Goma, République démocratique du Congo – La Conférence épiscopale nationale du Congo (CENCO) a lancé une mise en garde retentissante contre toute manœuvre politique visant à ouvrir la voie à un troisième mandat pour le président Félix Tshisekedi. Cette position ferme souligne l’importance cruciale du respect constitutionnel pour la stabilité du pays.
Réunis en assemblée plénière extraordinaire du 18 au 20 juin, les évêques catholiques ont rendu publique une déclaration sans équivoque. Ils y réaffirment leur attachement indéfectible à la Constitution de 2006, véritable socle de la République démocratique du Congo. La hiérarchie ecclésiastique avertit qu’une modification des dispositions relatives à la limitation des mandats présidentiels pourrait gravement compromettre l’équilibre institutionnel et la paix sociale.
Lors de la lecture de leur message par le secrétaire général de la CENCO, Donatien Nshole, les prélats ont insisté sur le fait que la pérennité politique de la République démocratique du Congo dépend intrinsèquement du respect de l’ordre constitutionnel et des engagements solennels pris devant la Nation. Ils ont exhorté le chef de l’État à « honorer le serment prêté devant Dieu et devant le peuple » lors de son investiture.
Selon l’épiscopat congolais, toute initiative qui remettrait en question les articles fondamentaux de la Constitution en vigueur équivaudrait à une rupture du pacte républicain, patiemment forgé après des périodes de turbulences politiques.
Cette prise de position intervient alors que le débat politique est ravivé par l’adoption récente, au sein du Parlement, d’une loi encadrant l’organisation des référendums.

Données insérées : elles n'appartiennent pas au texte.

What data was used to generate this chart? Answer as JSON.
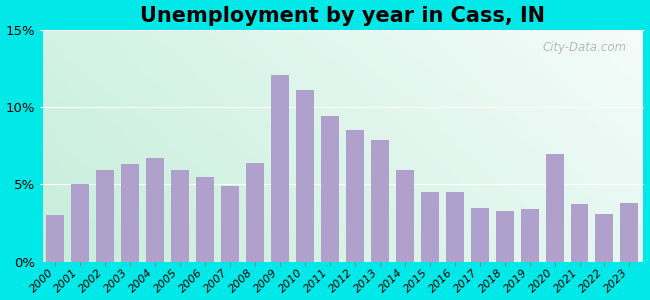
{
  "title": "Unemployment by year in Cass, IN",
  "years": [
    2000,
    2001,
    2002,
    2003,
    2004,
    2005,
    2006,
    2007,
    2008,
    2009,
    2010,
    2011,
    2012,
    2013,
    2014,
    2015,
    2016,
    2017,
    2018,
    2019,
    2020,
    2021,
    2022,
    2023
  ],
  "values": [
    3.0,
    5.0,
    5.9,
    6.3,
    6.7,
    5.9,
    5.5,
    4.9,
    6.4,
    12.1,
    11.1,
    9.4,
    8.5,
    7.9,
    5.9,
    4.5,
    4.5,
    3.5,
    3.3,
    3.4,
    7.0,
    3.7,
    3.1,
    3.8
  ],
  "bar_color": "#b0a0cc",
  "ylim": [
    0,
    15
  ],
  "yticks": [
    0,
    5,
    10,
    15
  ],
  "ytick_labels": [
    "0%",
    "5%",
    "10%",
    "15%"
  ],
  "bg_top_left": "#d0ede0",
  "bg_top_right": "#f0fafa",
  "bg_bottom_left": "#c8ecd8",
  "bg_bottom_right": "#e8faf5",
  "outer_bg": "#00e8e8",
  "watermark": "City-Data.com",
  "title_fontsize": 15,
  "axis_fontsize": 8,
  "grid_color": "#ccddcc",
  "figsize": [
    6.5,
    3.0
  ],
  "dpi": 100
}
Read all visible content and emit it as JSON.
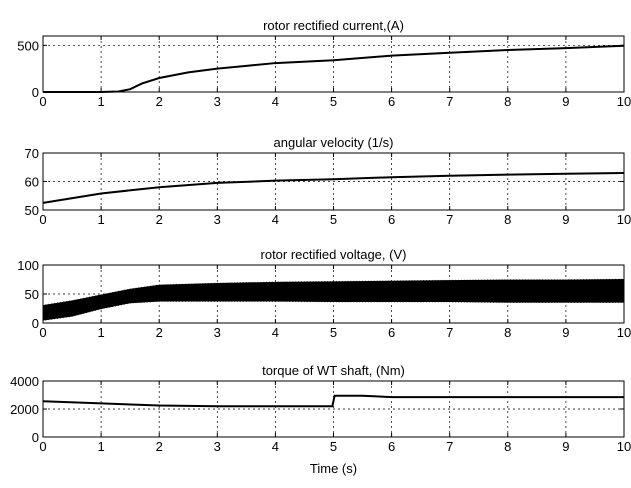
{
  "chart_data": [
    {
      "type": "line",
      "title": "rotor rectified current,(A)",
      "xlabel": "",
      "ylabel": "",
      "xlim": [
        0,
        10
      ],
      "ylim": [
        0,
        600
      ],
      "xticks": [
        0,
        1,
        2,
        3,
        4,
        5,
        6,
        7,
        8,
        9,
        10
      ],
      "yticks": [
        0,
        500
      ],
      "grid": true,
      "series": [
        {
          "x": [
            0,
            1,
            1.3,
            1.5,
            1.7,
            2,
            2.5,
            3,
            3.5,
            4,
            5,
            6,
            7,
            8,
            9,
            10
          ],
          "y": [
            0,
            0,
            5,
            30,
            90,
            150,
            210,
            250,
            280,
            310,
            340,
            390,
            420,
            450,
            470,
            495
          ]
        }
      ]
    },
    {
      "type": "line",
      "title": "angular velocity (1/s)",
      "xlabel": "",
      "ylabel": "",
      "xlim": [
        0,
        10
      ],
      "ylim": [
        50,
        70
      ],
      "xticks": [
        0,
        1,
        2,
        3,
        4,
        5,
        6,
        7,
        8,
        9,
        10
      ],
      "yticks": [
        50,
        60,
        70
      ],
      "grid": true,
      "series": [
        {
          "x": [
            0,
            1,
            2,
            3,
            4,
            5,
            6,
            7,
            8,
            9,
            10
          ],
          "y": [
            52.5,
            55.8,
            58,
            59.5,
            60.3,
            60.8,
            61.5,
            62,
            62.4,
            62.7,
            63
          ]
        }
      ]
    },
    {
      "type": "line",
      "title": "rotor rectified voltage, (V)",
      "xlabel": "",
      "ylabel": "",
      "xlim": [
        0,
        10
      ],
      "ylim": [
        0,
        100
      ],
      "xticks": [
        0,
        1,
        2,
        3,
        4,
        5,
        6,
        7,
        8,
        9,
        10
      ],
      "yticks": [
        0,
        50,
        100
      ],
      "grid": true,
      "series": [
        {
          "x": [
            0,
            0.5,
            1,
            1.5,
            2,
            3,
            4,
            5,
            6,
            7,
            8,
            9,
            10
          ],
          "y_upper": [
            30,
            38,
            48,
            58,
            65,
            68,
            70,
            71,
            72,
            73,
            74,
            74,
            75
          ],
          "y_lower": [
            5,
            12,
            25,
            35,
            38,
            38,
            38,
            37,
            37,
            37,
            36,
            36,
            36
          ]
        }
      ]
    },
    {
      "type": "line",
      "title": "torque of WT shaft, (Nm)",
      "xlabel": "Time (s)",
      "ylabel": "",
      "xlim": [
        0,
        10
      ],
      "ylim": [
        0,
        4000
      ],
      "xticks": [
        0,
        1,
        2,
        3,
        4,
        5,
        6,
        7,
        8,
        9,
        10
      ],
      "yticks": [
        0,
        2000,
        4000
      ],
      "grid": true,
      "series": [
        {
          "x": [
            0,
            1,
            2,
            3,
            4,
            4.98,
            5.02,
            5.5,
            6,
            7,
            8,
            9,
            10
          ],
          "y": [
            2550,
            2400,
            2250,
            2200,
            2200,
            2200,
            2950,
            2950,
            2850,
            2850,
            2850,
            2850,
            2850
          ]
        }
      ]
    }
  ]
}
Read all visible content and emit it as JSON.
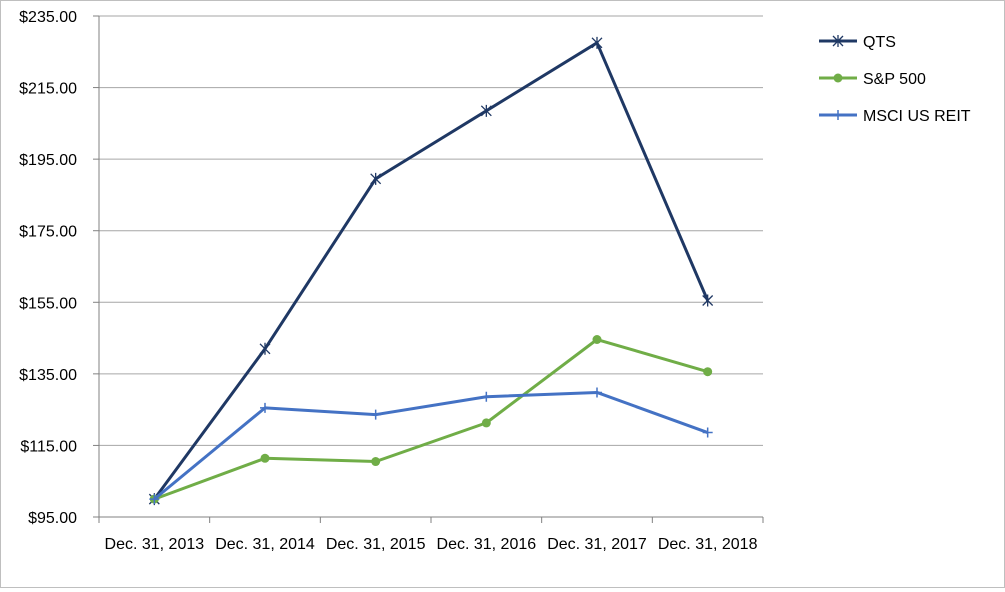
{
  "chart_data": {
    "type": "line",
    "title": "",
    "xlabel": "",
    "ylabel": "",
    "categories": [
      "Dec. 31, 2013",
      "Dec. 31, 2014",
      "Dec. 31, 2015",
      "Dec. 31, 2016",
      "Dec. 31, 2017",
      "Dec. 31, 2018"
    ],
    "ylim": [
      95,
      235
    ],
    "yticks": [
      "$95.00",
      "$115.00",
      "$135.00",
      "$155.00",
      "$175.00",
      "$195.00",
      "$215.00",
      "$235.00"
    ],
    "grid": true,
    "legend_position": "top-right",
    "series": [
      {
        "name": "QTS",
        "values": [
          100,
          142,
          189.5,
          208.5,
          227.5,
          155.5
        ],
        "color": "#1f3864",
        "marker": "asterisk"
      },
      {
        "name": "S&P 500",
        "values": [
          100,
          111.4,
          110.5,
          121.3,
          144.6,
          135.6
        ],
        "color": "#70ad47",
        "marker": "circle"
      },
      {
        "name": "MSCI US REIT",
        "values": [
          100,
          125.5,
          123.6,
          128.6,
          129.8,
          118.6
        ],
        "color": "#4472c4",
        "marker": "plus"
      }
    ]
  }
}
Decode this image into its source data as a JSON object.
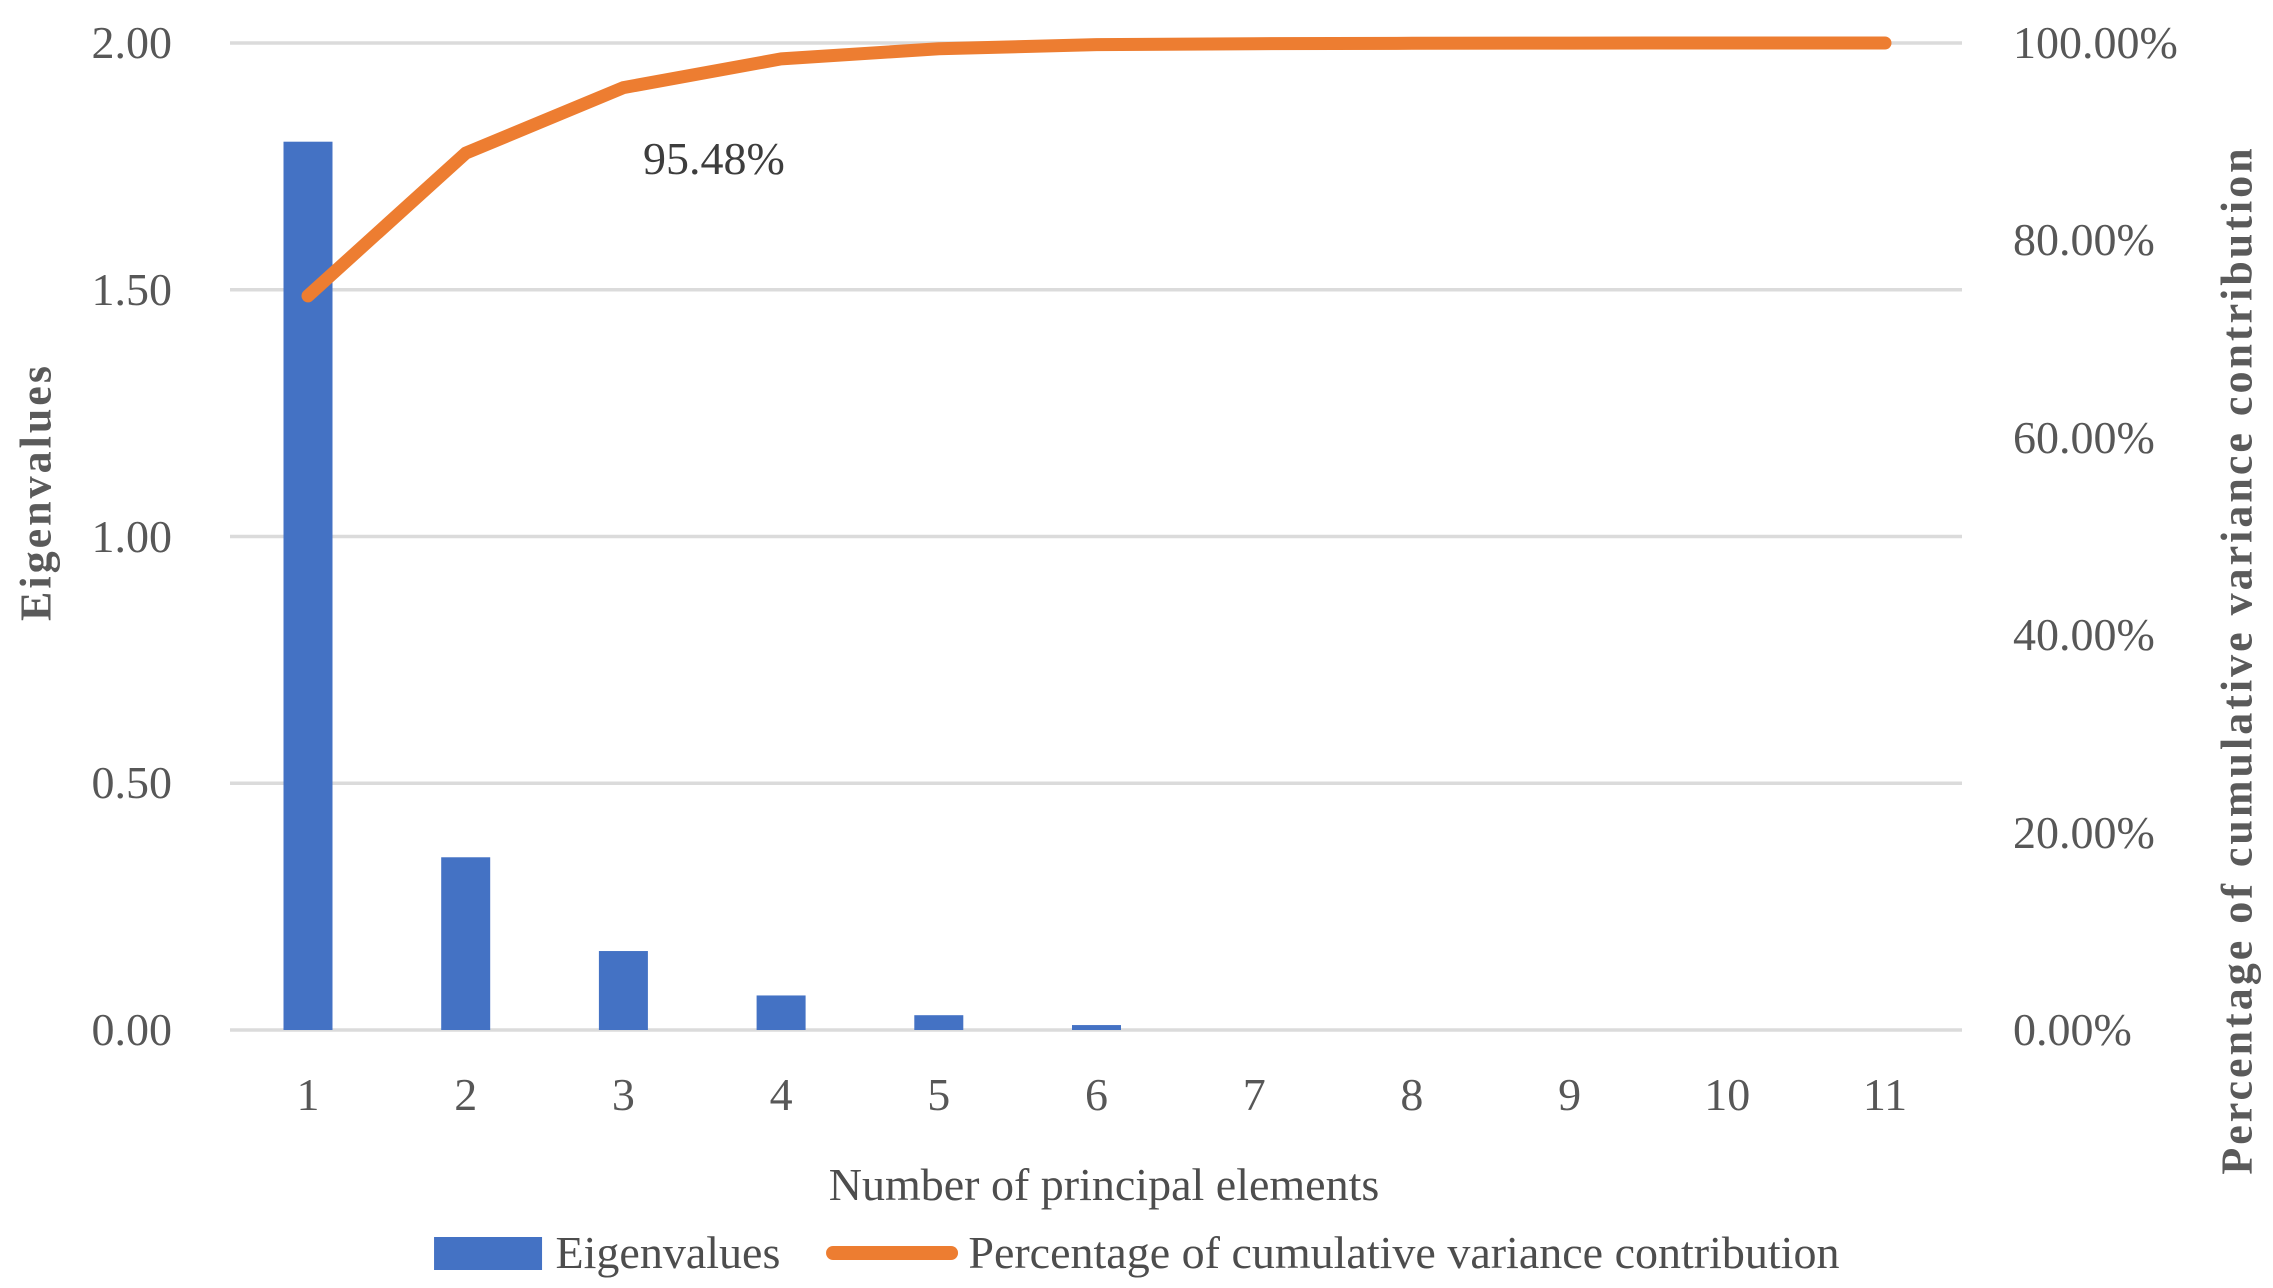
{
  "chart_data": {
    "type": "combo",
    "title": "",
    "categories": [
      "1",
      "2",
      "3",
      "4",
      "5",
      "6",
      "7",
      "8",
      "9",
      "10",
      "11"
    ],
    "series": [
      {
        "name": "Eigenvalues",
        "type": "bar",
        "axis": "left",
        "color": "#4472C4",
        "values": [
          1.8,
          0.35,
          0.16,
          0.07,
          0.03,
          0.01,
          0.0,
          0.0,
          0.0,
          0.0,
          0.0
        ]
      },
      {
        "name": "Percentage of cumulative variance contribution",
        "type": "line",
        "axis": "right",
        "color": "#ED7D31",
        "values": [
          74.38,
          88.84,
          95.48,
          98.39,
          99.42,
          99.83,
          99.93,
          99.97,
          99.99,
          100.0,
          100.0
        ]
      }
    ],
    "xlabel": "Number of principal elements",
    "ylabel_left": "Eigenvalues",
    "ylabel_right": "Percentage of cumulative variance contribution",
    "left_axis": {
      "range": [
        0,
        2
      ],
      "tick_values": [
        0,
        0.5,
        1.0,
        1.5,
        2.0
      ],
      "tick_labels": [
        "0.00",
        "0.50",
        "1.00",
        "1.50",
        "2.00"
      ]
    },
    "right_axis": {
      "range": [
        0,
        100
      ],
      "tick_values": [
        0,
        20,
        40,
        60,
        80,
        100
      ],
      "tick_labels": [
        "0.00%",
        "20.00%",
        "40.00%",
        "60.00%",
        "80.00%",
        "100.00%"
      ]
    },
    "annotation": {
      "text": "95.48%",
      "attached_to_category": "3"
    },
    "grid": "horizontal",
    "legend_position": "bottom",
    "colors": {
      "bar": "#4472C4",
      "line": "#ED7D31",
      "gridline": "#DBDBDB",
      "tick_text": "#575757",
      "annotation_text": "#3D3D3D"
    }
  },
  "legend": {
    "items": [
      {
        "label": "Eigenvalues"
      },
      {
        "label": "Percentage of cumulative variance contribution"
      }
    ]
  }
}
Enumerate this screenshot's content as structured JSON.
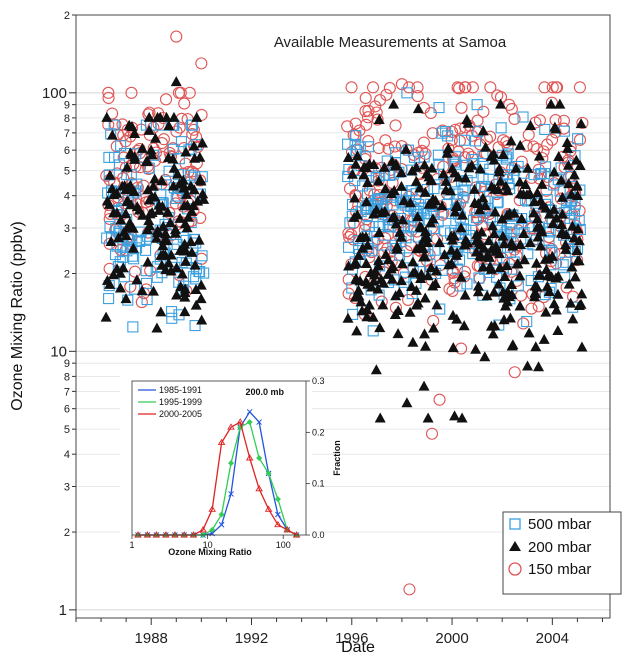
{
  "chart_data": [
    {
      "type": "scatter",
      "title": "Available Measurements at Samoa",
      "xlabel": "Date",
      "ylabel": "Ozone Mixing Ratio (ppbv)",
      "x_scale": "date",
      "y_scale": "log",
      "xlim": [
        "1985.0",
        "2006.3"
      ],
      "ylim": [
        0.93,
        200
      ],
      "x_ticks": [
        "1988",
        "1992",
        "1996",
        "2000",
        "2004"
      ],
      "y_major_ticks": [
        {
          "value": 1,
          "label": "1"
        },
        {
          "value": 10,
          "label": "10"
        },
        {
          "value": 100,
          "label": "100"
        }
      ],
      "y_minor_ticks": [
        {
          "value": 2,
          "label": "2"
        },
        {
          "value": 3,
          "label": "3"
        },
        {
          "value": 4,
          "label": "4"
        },
        {
          "value": 5,
          "label": "5"
        },
        {
          "value": 6,
          "label": "6"
        },
        {
          "value": 7,
          "label": "7"
        },
        {
          "value": 8,
          "label": "8"
        },
        {
          "value": 9,
          "label": "9"
        },
        {
          "value": 20,
          "label": "2"
        },
        {
          "value": 30,
          "label": "3"
        },
        {
          "value": 40,
          "label": "4"
        },
        {
          "value": 50,
          "label": "5"
        },
        {
          "value": 60,
          "label": "6"
        },
        {
          "value": 70,
          "label": "7"
        },
        {
          "value": 80,
          "label": "8"
        },
        {
          "value": 90,
          "label": "9"
        },
        {
          "value": 200,
          "label": "2"
        }
      ],
      "grid": "horizontal",
      "legend_position": "bottom-right",
      "series": [
        {
          "name": "500 mbar",
          "marker": "open-square",
          "color": "#3aa0e0",
          "periods": [
            {
              "start": "1986.2",
              "end": "1990.1",
              "median": 32,
              "spread": 0.34,
              "min": 11.5,
              "max": 75
            },
            {
              "start": "1995.8",
              "end": "2005.2",
              "median": 33,
              "spread": 0.3,
              "min": 12,
              "max": 100
            }
          ],
          "outliers": [
            [
              1989.8,
              63
            ],
            [
              1989.1,
              18.5
            ],
            [
              1986.3,
              16
            ],
            [
              1998.2,
              100
            ],
            [
              2001.0,
              90
            ]
          ]
        },
        {
          "name": "200 mbar",
          "marker": "filled-triangle",
          "color": "#111111",
          "periods": [
            {
              "start": "1986.2",
              "end": "1990.1",
              "median": 33,
              "spread": 0.38,
              "min": 11.5,
              "max": 80
            },
            {
              "start": "1995.8",
              "end": "2005.2",
              "median": 26,
              "spread": 0.42,
              "min": 5.5,
              "max": 90
            }
          ],
          "outliers": [
            [
              1989.0,
              110
            ],
            [
              1986.2,
              13.5
            ],
            [
              2000.1,
              5.6
            ],
            [
              2000.4,
              5.5
            ],
            [
              1998.2,
              6.3
            ],
            [
              2004.3,
              90
            ]
          ]
        },
        {
          "name": "150 mbar",
          "marker": "open-circle",
          "color": "#e05555",
          "periods": [
            {
              "start": "1986.2",
              "end": "1990.1",
              "median": 45,
              "spread": 0.36,
              "min": 12,
              "max": 100
            },
            {
              "start": "1995.8",
              "end": "2005.2",
              "median": 40,
              "spread": 0.4,
              "min": 8,
              "max": 105
            }
          ],
          "outliers": [
            [
              1989.0,
              165
            ],
            [
              1990.0,
              130
            ],
            [
              1998.3,
              1.2
            ],
            [
              1999.2,
              4.8
            ],
            [
              1999.5,
              6.5
            ],
            [
              2002.5,
              8.3
            ],
            [
              1998.0,
              108
            ]
          ]
        }
      ]
    },
    {
      "type": "line",
      "title": "200.0 mb",
      "xlabel": "Ozone Mixing Ratio",
      "ylabel": "Fraction",
      "x_scale": "log",
      "xlim": [
        1,
        200
      ],
      "ylim": [
        0,
        0.3
      ],
      "x_ticks": [
        "1",
        "10",
        "100"
      ],
      "y_ticks": [
        "0.0",
        "0.1",
        "0.2",
        "0.3"
      ],
      "x": [
        1.2,
        1.6,
        2.1,
        2.8,
        3.7,
        4.9,
        6.5,
        8.7,
        11.5,
        15.3,
        20.4,
        27,
        36,
        48,
        64,
        85,
        113,
        150
      ],
      "series": [
        {
          "name": "1985-1991",
          "color": "#2255dd",
          "marker": "x",
          "values": [
            0,
            0,
            0,
            0,
            0,
            0,
            0,
            0,
            0.003,
            0.02,
            0.08,
            0.21,
            0.24,
            0.22,
            0.12,
            0.04,
            0.01,
            0
          ]
        },
        {
          "name": "1995-1999",
          "color": "#33cc55",
          "marker": "diamond",
          "values": [
            0,
            0,
            0,
            0,
            0,
            0,
            0,
            0,
            0.01,
            0.04,
            0.14,
            0.21,
            0.22,
            0.15,
            0.12,
            0.07,
            0.01,
            0
          ]
        },
        {
          "name": "2000-2005",
          "color": "#e02222",
          "marker": "triangle",
          "values": [
            0,
            0,
            0,
            0,
            0,
            0,
            0,
            0.01,
            0.05,
            0.18,
            0.21,
            0.22,
            0.15,
            0.09,
            0.05,
            0.02,
            0.01,
            0
          ]
        }
      ]
    }
  ]
}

Pour les évêques, ce nouveau texte législatif pourrait potentiellement servir de tremplin à une consultation populaire destinée à modifier des dispositions jugées intangibles, notamment celles encadrant la durée et le nombre de mandats présidentiels.
Les figures de proue de l’Église catholique affirment que les intentions de certains acteurs politiques ne laissent plus de place au doute. En effet, plusieurs personnalités au sein de la classe politique évoquent ouvertement la possibilité d’un nouveau cycle de gouvernance en faveur du président actuel, alimentant les spéculations sur la prospective Afrique.
De son côté, la majorité présidentielle rejette ces interprétations, les qualifiant de spéculatives. Elle maintient que la loi sur le référendum a pour unique objectif de consolider le cadre institutionnel et de permettre au peuple souverain de s’exprimer sur les grandes orientations nationales, renforçant ainsi la souveraineté Afrique.
Le débat a pris une nouvelle ampleur suite à diverses déclarations du président Félix Tshisekedi lui-même. En mai dernier, lors d’une conférence de presse à Kinshasa, le chef de l’État avait affirmé ne pas avoir sollicité un troisième mandat. Cependant, il avait ajouté qu’il se conformerait à la volonté populaire si celle-ci venait à l’exiger. Une telle déclaration a immédiatement nourri les interrogations et les analyses sur ses véritables intentions politiques à l’horizon 2028, au cœur de l’actualité africaine.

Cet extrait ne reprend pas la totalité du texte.